C.Equitable Affect Upon Chase Manhattan
For this reason, Toys "R" Us' argument that Chase Manhattan may be equitably affected by a judgment of this action is also without merit. Any action to be taken by Plaintiff herein will result in a judgment against Toys "R" Us which potentially can be indemnified by Chase Manhattan to the extent of its liability for wrongdoing, if any, under the Cobranded Agreement and cardholder agreement in the event that Toys "R" Us can demonstrate such breach. Contrary to Defendant's arguments, as to the facts and circumstances of this case, Chase Manhattan does not play a central role in this dispute. Nor will it suffer adverse practical or equitable affects by a judgment which may be entered herein since it does not appear to have any "material interest [*6]in the subject matter" of this litigation. New York County Lawyers' Assn. v. State of New York, supra at 427; and Joanne S. v. Carey, supra at 7. Defendant's reliance upon Chase Manhattan's administration of the program does not appear to be the real issue in this case. Indemnification under a third party action, if possible, would do no violence to protecting the rights of Plaintiff and Toys "R" Us in this litigation.

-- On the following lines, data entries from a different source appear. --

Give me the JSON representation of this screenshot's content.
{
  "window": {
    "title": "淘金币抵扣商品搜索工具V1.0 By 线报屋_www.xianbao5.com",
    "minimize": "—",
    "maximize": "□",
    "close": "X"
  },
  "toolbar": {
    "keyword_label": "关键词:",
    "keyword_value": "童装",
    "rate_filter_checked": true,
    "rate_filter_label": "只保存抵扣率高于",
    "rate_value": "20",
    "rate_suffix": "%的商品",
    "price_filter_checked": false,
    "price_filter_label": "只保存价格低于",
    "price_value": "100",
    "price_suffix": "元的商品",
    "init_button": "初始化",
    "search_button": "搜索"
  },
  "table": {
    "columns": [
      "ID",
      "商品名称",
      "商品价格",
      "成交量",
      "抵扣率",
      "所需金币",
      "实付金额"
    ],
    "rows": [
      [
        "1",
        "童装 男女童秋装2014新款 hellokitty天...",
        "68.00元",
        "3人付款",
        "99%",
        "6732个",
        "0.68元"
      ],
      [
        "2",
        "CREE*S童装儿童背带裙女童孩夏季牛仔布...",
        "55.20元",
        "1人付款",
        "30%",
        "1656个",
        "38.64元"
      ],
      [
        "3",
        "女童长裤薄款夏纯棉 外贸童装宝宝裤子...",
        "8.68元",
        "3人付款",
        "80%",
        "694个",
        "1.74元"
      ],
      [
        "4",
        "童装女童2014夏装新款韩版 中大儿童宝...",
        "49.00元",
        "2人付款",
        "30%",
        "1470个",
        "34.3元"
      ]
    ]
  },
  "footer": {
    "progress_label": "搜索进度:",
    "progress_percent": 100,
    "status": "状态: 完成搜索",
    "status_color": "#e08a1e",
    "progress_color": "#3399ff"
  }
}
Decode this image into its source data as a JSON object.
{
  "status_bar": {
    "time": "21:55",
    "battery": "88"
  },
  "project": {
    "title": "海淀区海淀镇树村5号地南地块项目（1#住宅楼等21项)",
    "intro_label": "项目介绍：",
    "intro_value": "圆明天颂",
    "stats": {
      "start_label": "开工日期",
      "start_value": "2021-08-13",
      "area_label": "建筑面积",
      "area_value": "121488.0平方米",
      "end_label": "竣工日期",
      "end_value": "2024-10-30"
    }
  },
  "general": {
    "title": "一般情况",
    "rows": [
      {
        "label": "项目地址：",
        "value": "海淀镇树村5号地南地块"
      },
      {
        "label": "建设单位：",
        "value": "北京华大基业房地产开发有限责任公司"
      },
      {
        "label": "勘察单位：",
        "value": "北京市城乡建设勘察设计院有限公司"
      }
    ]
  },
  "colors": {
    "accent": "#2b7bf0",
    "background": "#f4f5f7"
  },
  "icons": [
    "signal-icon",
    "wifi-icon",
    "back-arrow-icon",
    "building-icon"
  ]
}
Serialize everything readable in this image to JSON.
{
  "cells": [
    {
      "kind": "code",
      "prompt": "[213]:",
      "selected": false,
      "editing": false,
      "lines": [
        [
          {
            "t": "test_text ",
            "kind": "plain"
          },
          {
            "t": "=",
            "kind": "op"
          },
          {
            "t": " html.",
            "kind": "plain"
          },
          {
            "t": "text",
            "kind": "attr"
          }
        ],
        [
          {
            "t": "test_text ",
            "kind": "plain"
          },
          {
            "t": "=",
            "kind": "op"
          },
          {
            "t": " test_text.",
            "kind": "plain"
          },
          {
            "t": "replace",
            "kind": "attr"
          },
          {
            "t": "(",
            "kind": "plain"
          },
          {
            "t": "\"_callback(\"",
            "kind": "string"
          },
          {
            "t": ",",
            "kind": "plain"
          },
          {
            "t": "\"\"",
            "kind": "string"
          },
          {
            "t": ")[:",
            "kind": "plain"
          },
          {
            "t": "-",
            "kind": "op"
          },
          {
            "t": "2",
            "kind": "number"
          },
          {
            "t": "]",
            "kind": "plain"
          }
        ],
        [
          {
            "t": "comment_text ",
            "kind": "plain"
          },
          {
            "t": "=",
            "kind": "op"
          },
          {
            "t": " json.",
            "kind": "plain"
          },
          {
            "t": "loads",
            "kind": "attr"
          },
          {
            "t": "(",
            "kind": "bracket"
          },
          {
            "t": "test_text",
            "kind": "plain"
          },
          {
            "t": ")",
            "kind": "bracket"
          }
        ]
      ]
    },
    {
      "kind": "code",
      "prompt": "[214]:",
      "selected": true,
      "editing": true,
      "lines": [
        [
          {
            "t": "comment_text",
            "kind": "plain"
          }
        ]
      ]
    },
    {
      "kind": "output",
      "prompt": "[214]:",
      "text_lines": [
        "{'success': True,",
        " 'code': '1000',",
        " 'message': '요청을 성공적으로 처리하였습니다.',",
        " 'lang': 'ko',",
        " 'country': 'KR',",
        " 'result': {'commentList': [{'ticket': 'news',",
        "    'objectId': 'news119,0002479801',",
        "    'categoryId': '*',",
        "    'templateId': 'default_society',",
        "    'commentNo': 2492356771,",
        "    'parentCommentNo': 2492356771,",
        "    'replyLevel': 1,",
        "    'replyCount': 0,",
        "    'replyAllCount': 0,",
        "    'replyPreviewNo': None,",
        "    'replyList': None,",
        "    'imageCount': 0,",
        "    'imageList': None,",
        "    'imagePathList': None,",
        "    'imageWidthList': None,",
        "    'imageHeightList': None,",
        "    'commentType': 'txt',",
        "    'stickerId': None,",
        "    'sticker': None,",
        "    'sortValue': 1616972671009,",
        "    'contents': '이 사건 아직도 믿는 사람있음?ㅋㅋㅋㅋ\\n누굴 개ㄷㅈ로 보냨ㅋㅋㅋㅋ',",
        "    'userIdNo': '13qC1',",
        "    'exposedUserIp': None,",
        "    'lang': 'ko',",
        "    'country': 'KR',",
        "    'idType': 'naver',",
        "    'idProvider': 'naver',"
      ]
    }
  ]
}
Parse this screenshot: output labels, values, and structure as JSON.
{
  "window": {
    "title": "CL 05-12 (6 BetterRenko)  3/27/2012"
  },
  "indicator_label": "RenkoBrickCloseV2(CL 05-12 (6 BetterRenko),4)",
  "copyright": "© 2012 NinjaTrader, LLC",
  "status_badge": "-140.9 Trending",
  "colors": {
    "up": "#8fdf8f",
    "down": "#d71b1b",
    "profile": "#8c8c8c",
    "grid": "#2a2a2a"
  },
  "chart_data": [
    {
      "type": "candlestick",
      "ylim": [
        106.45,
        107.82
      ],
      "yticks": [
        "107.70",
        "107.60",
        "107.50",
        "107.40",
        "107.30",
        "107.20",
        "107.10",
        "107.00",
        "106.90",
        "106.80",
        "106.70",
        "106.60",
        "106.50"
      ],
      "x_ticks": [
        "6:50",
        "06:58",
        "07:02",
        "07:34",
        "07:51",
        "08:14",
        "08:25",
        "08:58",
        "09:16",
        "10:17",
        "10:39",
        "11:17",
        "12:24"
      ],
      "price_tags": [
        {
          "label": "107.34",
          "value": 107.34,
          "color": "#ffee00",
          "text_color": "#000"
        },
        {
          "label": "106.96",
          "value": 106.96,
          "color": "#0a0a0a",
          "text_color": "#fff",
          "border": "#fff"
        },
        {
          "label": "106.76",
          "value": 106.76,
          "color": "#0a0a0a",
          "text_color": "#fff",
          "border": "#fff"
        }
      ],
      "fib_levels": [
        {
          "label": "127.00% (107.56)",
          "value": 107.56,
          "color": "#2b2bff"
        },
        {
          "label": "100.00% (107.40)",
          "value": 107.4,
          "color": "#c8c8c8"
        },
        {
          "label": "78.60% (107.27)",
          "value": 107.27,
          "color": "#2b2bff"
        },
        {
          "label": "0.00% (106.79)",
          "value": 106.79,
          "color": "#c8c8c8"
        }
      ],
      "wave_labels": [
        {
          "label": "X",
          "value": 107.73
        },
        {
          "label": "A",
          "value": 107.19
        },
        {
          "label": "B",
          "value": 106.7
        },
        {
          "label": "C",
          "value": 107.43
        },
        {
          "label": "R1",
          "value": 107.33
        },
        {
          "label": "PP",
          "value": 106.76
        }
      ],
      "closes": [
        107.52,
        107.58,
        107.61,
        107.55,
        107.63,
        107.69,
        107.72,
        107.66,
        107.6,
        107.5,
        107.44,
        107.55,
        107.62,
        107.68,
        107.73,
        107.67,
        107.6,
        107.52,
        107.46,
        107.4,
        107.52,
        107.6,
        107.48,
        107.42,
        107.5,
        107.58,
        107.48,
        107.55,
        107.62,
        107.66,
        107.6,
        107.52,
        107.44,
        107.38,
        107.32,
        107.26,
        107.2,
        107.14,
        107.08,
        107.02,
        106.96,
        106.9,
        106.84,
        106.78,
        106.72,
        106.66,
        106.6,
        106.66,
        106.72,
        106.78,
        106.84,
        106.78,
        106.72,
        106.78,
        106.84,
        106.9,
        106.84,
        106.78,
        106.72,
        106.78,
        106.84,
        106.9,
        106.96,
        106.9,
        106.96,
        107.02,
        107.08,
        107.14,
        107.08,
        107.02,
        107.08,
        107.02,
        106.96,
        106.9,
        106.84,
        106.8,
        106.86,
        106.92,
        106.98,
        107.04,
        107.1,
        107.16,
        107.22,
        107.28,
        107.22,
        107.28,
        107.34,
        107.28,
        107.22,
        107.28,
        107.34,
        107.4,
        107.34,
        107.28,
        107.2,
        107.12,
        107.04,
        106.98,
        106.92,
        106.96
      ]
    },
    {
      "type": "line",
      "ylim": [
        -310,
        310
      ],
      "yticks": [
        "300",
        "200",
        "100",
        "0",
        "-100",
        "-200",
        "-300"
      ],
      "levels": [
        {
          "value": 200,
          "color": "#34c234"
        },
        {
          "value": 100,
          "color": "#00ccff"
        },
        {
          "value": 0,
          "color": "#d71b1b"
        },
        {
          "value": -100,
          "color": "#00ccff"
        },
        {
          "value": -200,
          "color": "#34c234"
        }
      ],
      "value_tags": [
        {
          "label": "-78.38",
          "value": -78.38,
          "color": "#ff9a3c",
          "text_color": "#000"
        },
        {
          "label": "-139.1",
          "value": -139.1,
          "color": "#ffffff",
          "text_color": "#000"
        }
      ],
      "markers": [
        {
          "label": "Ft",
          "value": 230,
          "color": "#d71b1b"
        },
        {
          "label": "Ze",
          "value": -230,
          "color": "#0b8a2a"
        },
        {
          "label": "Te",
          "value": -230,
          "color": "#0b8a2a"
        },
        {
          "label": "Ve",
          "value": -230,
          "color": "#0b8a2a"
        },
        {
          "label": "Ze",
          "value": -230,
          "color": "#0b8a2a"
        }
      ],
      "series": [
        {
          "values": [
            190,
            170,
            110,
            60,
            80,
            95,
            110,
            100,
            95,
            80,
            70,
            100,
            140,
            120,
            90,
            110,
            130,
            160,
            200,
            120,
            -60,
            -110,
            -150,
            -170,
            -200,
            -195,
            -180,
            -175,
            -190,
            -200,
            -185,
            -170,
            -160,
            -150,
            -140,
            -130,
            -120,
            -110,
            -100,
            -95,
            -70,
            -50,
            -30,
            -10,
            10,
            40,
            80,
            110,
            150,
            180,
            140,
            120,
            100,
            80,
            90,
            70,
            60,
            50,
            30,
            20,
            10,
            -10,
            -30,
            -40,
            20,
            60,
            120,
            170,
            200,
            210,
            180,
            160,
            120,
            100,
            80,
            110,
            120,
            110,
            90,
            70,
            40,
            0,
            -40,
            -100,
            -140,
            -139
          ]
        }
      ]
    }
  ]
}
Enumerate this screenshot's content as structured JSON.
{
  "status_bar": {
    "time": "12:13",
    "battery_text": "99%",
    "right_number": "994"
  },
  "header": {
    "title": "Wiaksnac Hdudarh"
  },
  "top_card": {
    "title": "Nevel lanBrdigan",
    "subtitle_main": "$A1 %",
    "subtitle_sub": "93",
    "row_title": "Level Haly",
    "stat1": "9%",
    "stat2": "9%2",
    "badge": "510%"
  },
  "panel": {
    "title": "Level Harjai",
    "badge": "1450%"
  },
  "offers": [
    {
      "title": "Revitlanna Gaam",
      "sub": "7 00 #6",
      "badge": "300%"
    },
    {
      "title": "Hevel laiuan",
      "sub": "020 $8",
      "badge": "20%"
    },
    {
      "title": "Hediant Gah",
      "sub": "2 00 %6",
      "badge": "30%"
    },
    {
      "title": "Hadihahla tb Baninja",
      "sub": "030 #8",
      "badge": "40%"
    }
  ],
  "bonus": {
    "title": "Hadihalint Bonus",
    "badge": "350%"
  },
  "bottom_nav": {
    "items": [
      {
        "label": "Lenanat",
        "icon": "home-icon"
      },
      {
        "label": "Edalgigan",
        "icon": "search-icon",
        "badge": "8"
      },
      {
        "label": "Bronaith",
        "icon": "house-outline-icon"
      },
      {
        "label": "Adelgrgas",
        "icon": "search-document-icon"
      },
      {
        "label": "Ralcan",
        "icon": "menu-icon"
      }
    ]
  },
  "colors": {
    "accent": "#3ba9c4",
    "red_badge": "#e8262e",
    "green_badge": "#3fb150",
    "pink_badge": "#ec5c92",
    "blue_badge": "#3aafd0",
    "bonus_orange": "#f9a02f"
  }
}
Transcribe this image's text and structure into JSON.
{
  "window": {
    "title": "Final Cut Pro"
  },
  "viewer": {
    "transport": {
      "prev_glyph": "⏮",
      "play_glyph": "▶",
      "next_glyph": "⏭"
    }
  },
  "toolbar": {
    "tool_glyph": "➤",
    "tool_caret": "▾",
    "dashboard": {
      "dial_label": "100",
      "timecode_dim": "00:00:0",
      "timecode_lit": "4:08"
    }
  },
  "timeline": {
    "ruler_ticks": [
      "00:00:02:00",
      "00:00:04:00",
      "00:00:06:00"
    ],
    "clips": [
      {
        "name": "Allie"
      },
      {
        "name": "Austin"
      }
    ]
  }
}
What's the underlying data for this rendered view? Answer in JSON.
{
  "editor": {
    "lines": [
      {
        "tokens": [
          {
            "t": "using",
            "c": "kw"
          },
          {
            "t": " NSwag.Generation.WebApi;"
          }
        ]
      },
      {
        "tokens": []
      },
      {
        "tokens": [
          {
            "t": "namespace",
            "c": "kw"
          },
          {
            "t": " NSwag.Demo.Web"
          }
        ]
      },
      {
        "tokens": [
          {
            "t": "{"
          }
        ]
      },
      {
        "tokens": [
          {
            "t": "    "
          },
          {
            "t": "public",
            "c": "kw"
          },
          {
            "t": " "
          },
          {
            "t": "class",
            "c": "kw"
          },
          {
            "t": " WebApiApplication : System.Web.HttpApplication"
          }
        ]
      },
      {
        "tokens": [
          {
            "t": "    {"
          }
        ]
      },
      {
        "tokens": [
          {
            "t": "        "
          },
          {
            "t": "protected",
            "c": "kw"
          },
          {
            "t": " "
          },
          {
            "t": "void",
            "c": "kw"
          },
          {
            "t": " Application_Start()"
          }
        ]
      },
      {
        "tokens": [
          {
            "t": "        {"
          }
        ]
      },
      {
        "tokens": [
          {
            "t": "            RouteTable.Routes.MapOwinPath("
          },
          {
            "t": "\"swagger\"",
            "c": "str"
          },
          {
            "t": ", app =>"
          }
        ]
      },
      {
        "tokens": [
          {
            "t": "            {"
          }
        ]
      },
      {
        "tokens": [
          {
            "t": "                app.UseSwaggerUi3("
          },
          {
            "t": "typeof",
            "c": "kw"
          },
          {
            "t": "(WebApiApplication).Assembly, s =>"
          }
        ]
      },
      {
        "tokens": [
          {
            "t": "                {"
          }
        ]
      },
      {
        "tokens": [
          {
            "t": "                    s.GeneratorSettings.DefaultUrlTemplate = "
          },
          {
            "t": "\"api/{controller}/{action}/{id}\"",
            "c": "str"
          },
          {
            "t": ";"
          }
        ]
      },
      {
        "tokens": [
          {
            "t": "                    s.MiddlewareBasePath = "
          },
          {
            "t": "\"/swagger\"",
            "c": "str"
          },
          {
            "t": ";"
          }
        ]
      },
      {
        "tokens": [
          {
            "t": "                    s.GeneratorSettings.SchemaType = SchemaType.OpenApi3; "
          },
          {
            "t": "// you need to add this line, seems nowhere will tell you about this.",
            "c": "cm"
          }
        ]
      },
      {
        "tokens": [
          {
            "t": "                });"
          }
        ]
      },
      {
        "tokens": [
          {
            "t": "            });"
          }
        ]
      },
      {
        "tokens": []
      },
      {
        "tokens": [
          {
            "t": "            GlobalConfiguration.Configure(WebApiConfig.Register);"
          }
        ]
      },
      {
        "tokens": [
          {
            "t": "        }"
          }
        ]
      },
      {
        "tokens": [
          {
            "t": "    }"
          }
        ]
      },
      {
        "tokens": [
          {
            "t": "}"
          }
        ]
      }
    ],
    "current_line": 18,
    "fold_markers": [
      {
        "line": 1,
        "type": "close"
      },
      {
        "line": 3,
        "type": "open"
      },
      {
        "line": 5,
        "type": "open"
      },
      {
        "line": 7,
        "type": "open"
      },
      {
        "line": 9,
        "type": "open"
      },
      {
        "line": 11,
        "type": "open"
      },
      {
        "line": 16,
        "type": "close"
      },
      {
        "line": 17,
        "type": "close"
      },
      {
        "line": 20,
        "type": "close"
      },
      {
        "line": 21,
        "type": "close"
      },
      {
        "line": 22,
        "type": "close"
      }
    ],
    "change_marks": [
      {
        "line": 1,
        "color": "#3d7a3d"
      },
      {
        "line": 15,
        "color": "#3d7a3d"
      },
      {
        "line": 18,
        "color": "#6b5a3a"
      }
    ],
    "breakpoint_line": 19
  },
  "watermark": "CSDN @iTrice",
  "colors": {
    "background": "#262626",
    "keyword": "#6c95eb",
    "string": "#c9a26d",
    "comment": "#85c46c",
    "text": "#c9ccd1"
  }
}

Inasmuch as Toys "R" Us has failed to demonstrate, in non-conclusory terms, how Chase Manhattan breached its contractual agreement with either Plaintiff or Toys "R" Us, the motion to join Chase Manhattan as a party defendant must be denied. The claim for indemnity under the Cobranded Agreement can be heard and determined as part of this litigation by an impleader action on the part of Toys "R" Us or a separate plenary. Thus, no prejudice can be discerned from the denial of this motion.
D.Protective Order
With regard to the question of discovery and a protective order, the application shall be granted to the extent that counsel for the parties shall appear for a Preliminary Conference and establish a discovery schedule satisfactory to them and the Court. Since a confidentiality agreement between the parties is now in place, discovery can proceed apace. By the time of the preliminary conference scheduled herein, the third party action against Chase Manhattan will have been served, if Toys "R" Us is so advised.
Accordingly, it is,
ORDERED, that Defendant's motion to join Chase Manhattan Bank USA, N.A. as a party defendant herein is denied; and it is further,
ORDERED, that Defendant shall have forty-five (45) days from the date of this Order to serve a third party action against Chase Manhattan Bank USA, N.A. for indemnification and/or any other relief that deems appropriate along with a copy of this Order scheduling a Preliminary Conference; and it is further,
ORDERED, that Defendant's motion for a protective order is granted to the extent that a Preliminary Conference is hereby scheduled for May 20, 2004 at 9:30 a.m. at which time all counsel shall appear for the purpose of scheduling discovery herein.
This constitutes the decision and Order of the Court.
 March 22, 2004 Hon. LEONARD B. AUSTIN, J.S.C.
Decision Date: March 22, 2004
Footnotes

Footnote 1:Prior to the return date of this motion, issues relating to the need for a confidentiality agreement arose. Thus, Plaintiff did not, at that time submit opposition to the motion. By agreement of counsel, this Court heard oral argument and accepted post-submission memoranda of law from both sides. 

Footnote 2:The Cobranded Agreement has been submitted under seal pursuant to the Confidentiality Agreement entered into between counsel for the parties and
"so-ordered" by this Court on March 4, 2004; after the initial submission of this motion.